C. La partie sans le tout et réciproquement

Les effets du principe disjonctif se font plus troublants encore lorsque le tout et la partie cessent d’être indissolublement liés. L’élément s’impose alors isolément, dans une séquence forcément paradoxale :

Je le devine à sa fenêtre
Mais la maison n’existe pas268

et inversement, le tout est souvent privé de ses parties constitutives. La plante, par exemple, pousse sans racines :

Nous cueillons et recueillons du céleste romarin
De la fougère affranchie qui se passe de racines269

et le village est progressivement « déconstruit » à travers un inventaire de ses éléments étrangement ponctué de « sans » :

Village sans rues ni clocher,
Sans drapeau, ni linge à sécher,
[...] village sans tombeaux,
Sans ramages ni pâturages270.

De même est esquissé un mystérieux portrait à coup de retranchements successifs :

À pas subtils quelqu’un vient s’établir chez moi,
Il n’a pas de visage ni corps ni mains ni doigts271

et un poème des Amis inconnus nous présente :

Chaque objet séparé de son bruit, de son poids272.

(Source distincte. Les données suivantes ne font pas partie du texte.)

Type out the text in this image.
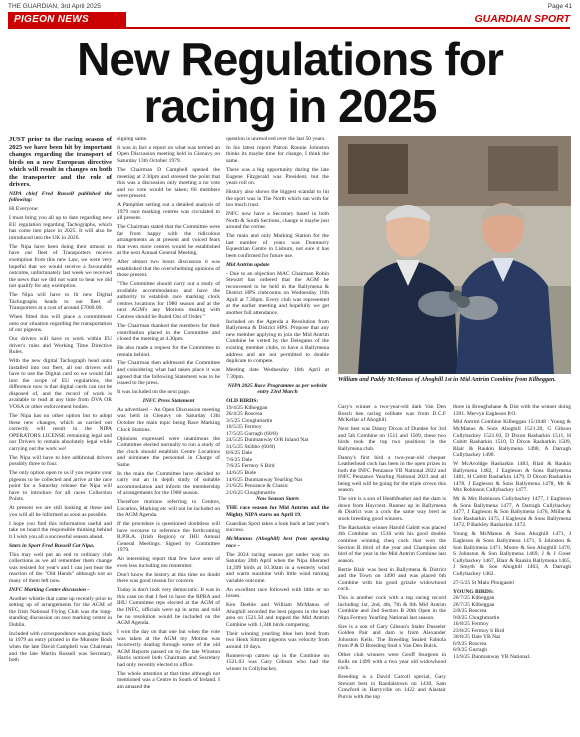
THE GUARDIAN, 3rd April 2025	Page 41
PIGEON NEWS	GUARDIAN SPORT
New Regulations for
racing in 2025

JUST prior to the racing season of 2025 we have been hit by important changes regarding the transport of birds on a new European directive which will result in changes on both the transporter and the role of drivers.

NIPA chief Fred Russell published the following:

Hi Everyone:

I must bring you all up to date regarding new EU regulation regarding Tachographs, which has come into place in 2025. It will also be introduced into the UK in 2026.

The Nipa have been doing their utmost to have our fleet of Transporters receive exemption from this new Law, we were very hopeful that we would receive a favourable outcome, unfortunately last week we received the news that we did not want to hear we did not qualify for any exemption.

The Nipa will have to fit new Digital Tachographs heads to our fleet of Transporters at a cost of around £7000.00.

When fitted this will place a commitment onto our situation regarding the transportation of our pigeons.

Our drivers will have to work within EU driver's rules and Working Time Directive Rules.

With the new digital Tachograph head units installed into our fleet, all our drivers will have to use the Digital card so we would fall into the scope of EU regulations, the difference now is that digital cards can not be disposed of, and the record of work is available to read at any time from DVA OR VOSA or other enforcement bodies.

The Nipa has no other option but to adopt these new changes, which as carried out correctly will result in the NIPA OPERATORS LICENSE remaining legal and our Drivers to remain absolutely legal while carrying out the work we!

The Nipa will have to hire additional drivers possibly three to four.

The only option open to us if you require your pigeons to be collected and arrive at the race point for a Saturday release the Nipa will have to introduce for all races Collection Points.

At present we are still looking at these and you will all be informed as soon as possible.

I hope you find this information useful and take on board the responsible thinking behind it I wish you all a successful season ahead.

Stars in Sport Fred Russell Cat Nipa.

This may well put an end to ordinary club collections as we all remember them change was resisted for year's and I can just hear the reaction of the "Old Hands" although not so many of them left now.

INFC Marking Centre discussion –

Another whistle that came up recently prior to setting up of arrangements for the AGM of the Irish National Flying Club was the long-standing discussion on race marking centre in Dublin.

Included with correspondence was going back to 1979 an entry printed in the Munster Bosh when the late David Campbell was Chairman and the late Martin Russell was Secretary, both

signing same.

It was in fact a report on what was termed an Open Discussion meeting held in Glenavy on Saturday 13th October 1979.

The Chairman D Campbell opened the meeting at 2.30pm and stressed the point that this was a discussion only meeting a no vote and no vote would be taken; 66 members were present.

A Pamphlet setting out a detailed analysis of 1979 race marking centres was circulated to all present.

The Chairman stated that the Committee were far from happy with the ridiculous arrangements as at present and voiced fears that even more centres would be established at the next Annual General Meeting.

After almost two hours discussion it was established that the overwhelming opinions of those present.

"The Committee should carry out a study of available accommodation and have the authority to establish race marking clock centres locations for 1980 season and at the next AGM's any Motions dealing with Centres should be Ruled Out of Order."

The Chairman thanked the members for their contribution placed in the Committee and closed the meeting at 4.30pm.

He also made a request for the Committee to remain behind.

The Chairman then addressed the Committee and considering what had taken place it was agreed that the following Statement was to be issued to the press.

It was included on the next page.

INFC Press Statement

As advertised – An Open Discussion meeting was held in Glenavy on Saturday 13th October the main topic being Race Marking Clock Stations.

Opinions expressed were unanimous the Committee elected normally to run a study of the clock should establish Centre Locations and nominate the personnel in Charge of Same.

In the main the Committee have decided to carry out an in depth study of suitable accommodation and inform the membership of arrangements for the 1980 season.

Therefore motions referring to Centres, Location, Marking etc will not be included on the AGM Agenda.

If the procedure is questioned doubtless will have recourse to reference the forthcoming R.P.R.A. (Irish Region) or IHU Annual General Meetings. Signed by Committee 1979.

An interesting report that few have seen of even less including me remember.

Don't know the history at this time no doubt there was good reason for concern.

Today is don't look very democratic. It was in this case no that I feel to have the RPRA and IHU Committee reps elected at the AGM of the INFC, officials were up in arms and told be no resolution would be included on the AGM Agenda.

I won the day on that one but when the vote was taken at the AGM my Motion was incorrectly dealing through some of the old AGM Reports passed on by the late Winston Harris noticed both Chairman and Secretary had only recently elected to office.

The whole attention at that time although not mentioned was a Centre in South of Ireland. I am amazed the

question is unresolved over the last 50 years.

In his latest report Patron Ronnie Johnston thinks its maybe time for change, I think the same.

There was a big opportunity during the late Eugene Fitzgerald was President, but the years roll on.

History also shows the biggest scandal to hit the sport was in The North which ran with for too much trust.

INFC now have a Secretary based in both North & South Sections, change is maybe just around the corner.

The main and only Marking Station for the last number of years was Dunmurry Equestrian Centre in Lisburn, not sure it has been confirmed for future use.

Mid Antrim update

- Due to an objection MAC Chairman Robin Stewart has ordered that the AGM be reconvened to be held in the Ballymena & District HPS clubrooms on Wednesday 16th April at 7.30pm. Every club was represented at the earlier meeting and hopefully we get another full attendance.

Included on the Agenda a Resolution from Ballymena & District HPS. Propose that any new member applying to join the Mid Antrim Combine be vetted by the Delegates of the existing member clubs, to have a Ballymena address and are not permitted to double duplicate to compete.

Meeting date Wednesday 16th April at 7.30pm.

NIPA 2025 Race Programme as per website entry 23rd March

OLD BIRDS:

19/4/25 Kilbeggan

26/4/25 Roscrea

3/5/25 Cloughmartin

10/5/25 Fermoy

17/5/25 Gurragh (60/8)

24/5/25 Dunmanway O/R Inland Nat

31/5/25 Skibbo (60/8)

8/6/25 Dale

7/6/25 Dale

7/6/25 Fermoy S Bird

14/6/25 Bude

14/6/25 Dunmanway Yearling Nat

21/6/25 Penzance & Classic

21/6/25 Cloughmartin

Now Season Starts

THE race season for Mid Antrim and the Mighty NIPA starts on April 19.

Guardian Sport takes a look back at last year's success.

McMannus (Ahoghill) best from opening race –

The 2024 racing season got under way on Saturday 20th April when the Nipa liberated 14,399 birds at 10.30am in a westerly wind and warm sunshine with little wind turning variable outcome.

An excellent race followed with little or no losses.

Ken Deeble and William McManus of Ahoghill recorded the best pigeon in the lead area on 1521.50 and topped the Mid Antrim Combine with 1,348 birds competing.

Their winning yearling blue hen bred from two Henk Sittrom pigeons was velocity from around 10 days.

Runners-up cameo up in the Combine on 1521.03 was Gary Gibson who had the winner in Collybackey.

William and Paddy McManus of Ahoghill 1st in Mid Antrim Combine from Kilbeggan.

Gary's winner a two-year-old dark Van Den Bosch hen racing celibate was from D.C.F McKellar of Ahoghill.

Next best was Danny Dixon of Dundee for 3rd and 5th Combine on 1511 and 1509, these two birds took the top two positions in the Ballymena club.

Danny's first bird a two-year-old chequer Leatherhead cock has been in the open prizes in both the INFC Penzance YB National 2022 and INFC Penzance Yearling National 2023 and all being well will be going for the triple crown this season.

The sire is a son of Heathfeather and the dam is down from Haycrest. Runner up in Ballymena & District was a cock the same way bred as stock breeding good winners.

The Rasharkin winner Harold Gabitt was placed 4th Combine on 1510 with his good double continue winning cheq cock that won the Section B third of the year and Champion old bird of the year in the Mid Antrim Combine last season.

Bertie Blair was best in Ballymena & District and the Town on 1490 and was placed 6th Combine with his good grizzle widowhood cock.

This is another cock with a top racing record including 1st, 2nd, 4th, 7th & 9th Mid Antrim Combine and 2nd Section B 20th Open in the Nipa Fermoy Yearling National last season.

Sire is a son of Gary Gibson's Staler Dusseler Golden Pair and dam is from Alexander Johnston Kells. The Breeding Sealed Fabiola from P & D Breeding Stud x Van Den Bulck.

Other club winners were Geoff Sturgeon in Kells on 1499 with a two year old widowhood cock.

Breeding is a David Carroll special, Gary Stewart best in Randalstown on 1430, Sam Crawford in Harryville on 1422 and Alastair Purvis with the top

three in Broughshane & Dist with the winner doing 1391. Mervyn Eagleson P.O.

Mid Antrim Combine Kilbeggan 15/1048 : Young & McManus & Sons Ahoghill 1521.20, G Gibson Cullybackey 1521.03, D Dixon Rasharkin 1511, H Cubitt Rasharkin 1510, D Dixon Rasharkin 1509, Blair & Raukin Ballymena 1490, A Darragh Cullybackey 1490.

W McAvoldge Rasharkin 1483, Blair & Raukin Ballymena 1482, J Eagleson & Sons Ballymena 1481, H Cubitt Rasharkin 1479, D Dixon Rasharkin 1478, J Eagleson & Sons Ballymena 1478, Mr & Mrs Robinson Cullybackey 1477.

Mr & Mrs Robinson Cullybackey 1477, J Eagleson & Sons Ballymena 1477, A Darragh Cullybackey 1477, J Eagleson & Son Ballymena 1476, Millar & Son Rasharkin 1475, J Eagleson & Sons Ballymena 1472, P Barkley Rasharkin 1472.

Young & McManus & Sons Ahoghill 1471, J Eagleson & Sons Ballymena 1471, S Johnston & Son Ballymena 1471, Moore & Son Ahoghill 1470, S Johnston & Son Ballymena 1469, J & J Greer Cullybackey 1467, Blair & Raukin Ballymena 1465, J Smyth & Son Ahoghill 1463, A Darragh Cullybackey 1462.

27-5/25 St Malo Plougastel

YOUNG BIRDS:

26/7/25 Kilbeggan

26/7/25 Kilbeggan

2/8/25 Roscrea

9/8/25 Cloughmartin

16/8/25 Fermoy

23/8/25 Fermoy S Bird

30/8/25 Dale YB Nat

6/9/25 Roscrea

6/9/25 Gurragh

13/9/25 Dunmanway YB National.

Familier des formules soustractives, le texte évoque tour à tour des « ‘oiseaux sans ailes ’»273, un « ‘vaisseau sans mâts’ »274, un « ‘oeil [...] sans paupières’ »275, des « ‘rivières sans poissons’ »276, des « ‘carrosses sans roues’ »277, une « ‘nuit sans étoiles / Sans courbe ni nuages’ »278 et une « ‘maîtresse [...] / Sans regard, sans coeur, sans caresses’ »279.

Poussant à l’extrême sa logique de « déréification », le poème en vient à séparer le tout de la somme de ses éléments ; ainsi deux synonymes S1 et S2 peuvent être disjoints selon le schéma S1 sans S2, comme dans « ‘causer ainsi, sans se parler’ »280. La séquence A sans A devient alors possible, A pouvant représenter un substantif (« ‘Notre corps sans le corps’ »281) ou un verbe (« ‘tout dire sans le dire’ »282, « ‘Croire sans croire’ »283, « ‘Elle bouge sans bouger, elle sourit sans sourire’ »284).

Notes
268.

« Dieu pense à l’homme », La Fable du monde, p. 354.

269.

« Apparition », Gravitations, p. 164.

270.

« Le Village sur les flots », Gravitations, p. 207-208.

271.

« Quelqu’un », Le Corps tragique, p. 600.

272.

« Le Monde en nous », p. 340.

273.

« Ce peu... », 1939-1945, p. 440.

274.

« Grands yeux dans ce visage... », Le Forçat innocent, p. 245.

275.

« Le Forçat », Le Forçat innocent, p. 237.

276.

« Coeur », Le Forçat innocent, p. 238.

277.

« Venise », Le Corps tragique, p. 647.

278.

« L’Allée », Les Amis inconnus, p. 301.

279.

« Celui qui chante dans ses vers... », La Fable du monde, p. 386.

280.

« Vivre encore », Les Amis inconnus, p. 326.

281.

« À la nuit », p. 475.

282.

« Madame », Oublieuse mémoire, p. 491.

283.

Titre d’un poème de L’Escalier, p. 584.

284.

« Mon enfance voudrait courir dans la maison... », Le Corps tragique, p. 627.